Did you know that if you buy a Time share, not only will you get free holidays, you will also receive rent for all the weeks when you aren't on holiday? This basically means that you double your income! What's more, if you take a Time share on your Time share, you can quadruple your money! No wonder the Government wants to ban what they call 'fraudulent' Timeshare sales. Don't they understand that if everybody's Income quadruples, so will the Government's tax revenue! 

that the answer is just what he would expect,—that it agrees with the instinctive promptings of his commonsense.

You'd have to be an idiot to pass up this amazing opportunity! Also I have some magic beans you will want to exchange your cow for. 

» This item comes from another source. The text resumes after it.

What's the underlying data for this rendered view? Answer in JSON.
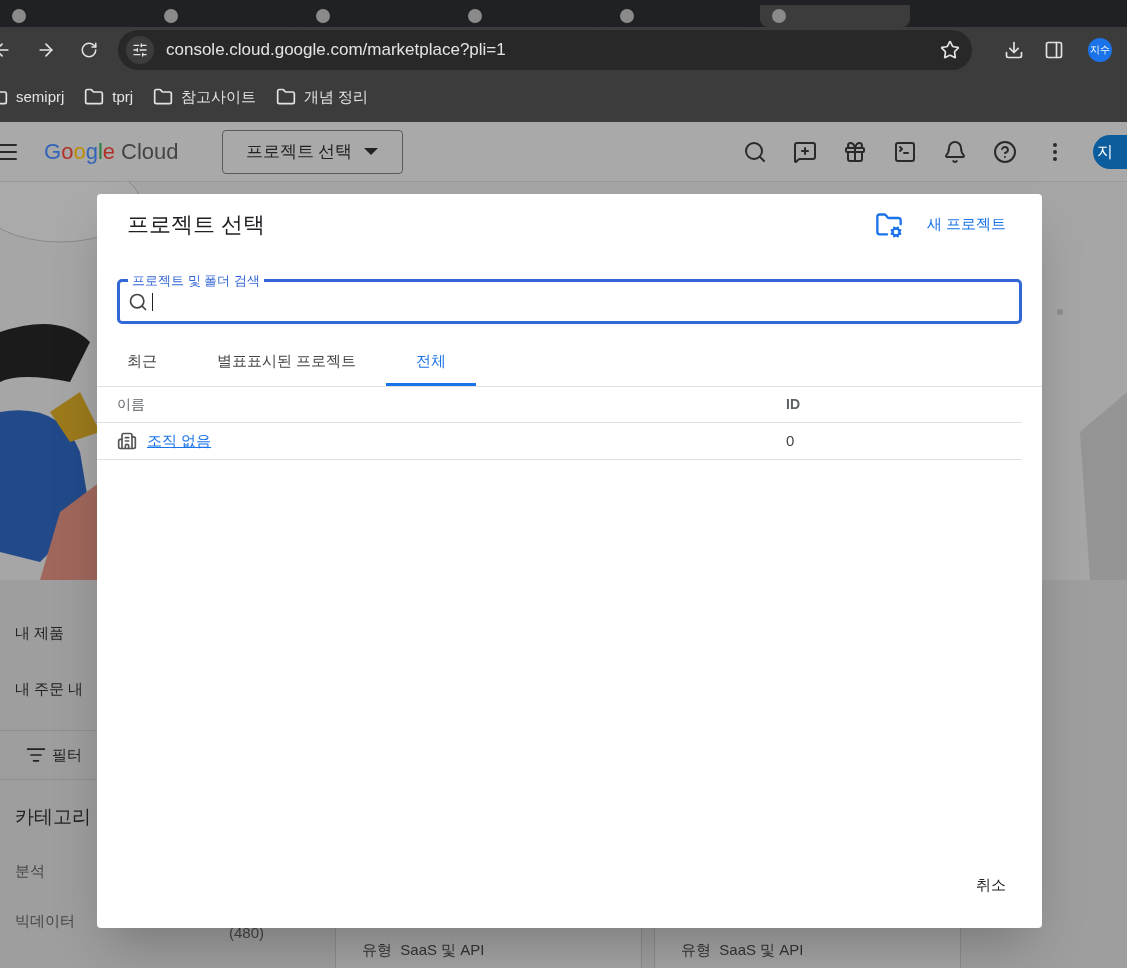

Nor should the argument seem strange that taxation may be so high as to defeat its object,

because of the disincentive effect? 

and that, given sufficient time to gather the fruits, a reduction of taxation will run a better chance, than an increase, of balancing the Budget. For to take the opposite view to-day is to resemble a manufacturer who, running at a loss, decides to raise his price, and when his declining sales increase the loss, wrapping himself in the rectitude of plain arithmetic, decides that prudence requires him to raise the price still more;—and who, when at last his account is balanced

by the forced sale of his inventory 

with nought on both sides,

No. There is likely to be a loss. 

is still found righteously declaring that it would have been the act of a gambler to reduce the price when you were already making a loss.

The manufacturer knows his business well enough. If the current price doesn't cover your marginal cost you may as well see if demand is inelastic. If it isn't, you go bankrupt a bit more quickly- which may be a blessing in disguise.  

Economists pretend that there was a 'device' to fix the Depression which would have no distributional or other socially divisive or politically problematic consequences. But, it was obvious, there was no such magical remedy. 

It is a different matter that Accountancy practices in the Treasury & Reserve Bank needed to change just as they needed to change in the private sector. Better book-keeping is a 'means to prosperity'. Writing books can make you a bit of money but won't have any magical effect on the economy.